An important element of the remaining 50% that is exported is that almost all of it is absorbed by neighboring houses and businesses on the same local circuit. Little of the power goes past the transformer at the top of the circuit. The primary voltage and transmission systems are largely unused. The excess capacity that remains on the system is now available for other customers to use. Whether investors should be able to recover their investment at the same annual rate in the face of excess capacity is an important question–in a competitive industry, the effective recovery rate would slow.

Finally, public purpose program (PPP) and wildfire mitigation costs are special cases that can be simply rolled up with other utility costs.

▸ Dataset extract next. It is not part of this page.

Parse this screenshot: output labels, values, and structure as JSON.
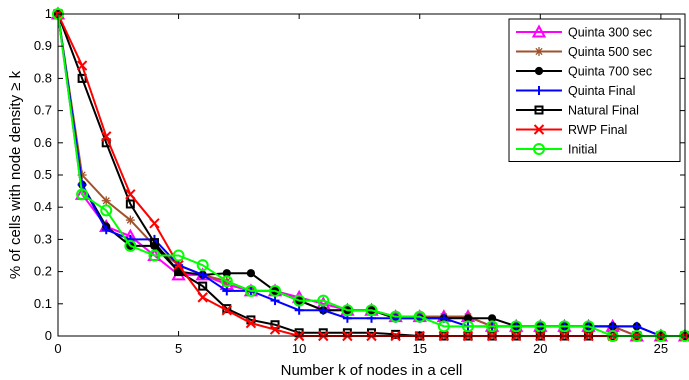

  • The majority of PPP charges are a form of a tax intended for income redistribution. That function is admirable, but it shows the standard problem of relying on a form of a sales tax to finance such programs. A sales tax discourages purchases which then reduces the revenues available for income transfers, which then forces an increase in the sales tax. It’s time to stop financing the CARE and FERA programs from utility rates.
  • Wildfire costs are created by a very specific subclass of customers who live in certain rural and wildlands-urban interface (WUI) areas. Those customers already received largely subsidized line extensions to install service and now we are unwilling to charge them the full cost of protecting their buildings. Once the state made the decision to socialize those costs instead, the costs became the responsibility of everyone, not just electricity customers. That means that these costs should be financed through taxes, not rates.

Again, if we are trying to make efficient policy, we need to look at the whole. It is is inefficient to finance these public costs through rates and it is incorrect to assert that there is an inefficient subsidy created if a set of customers are avoiding paying these rate components.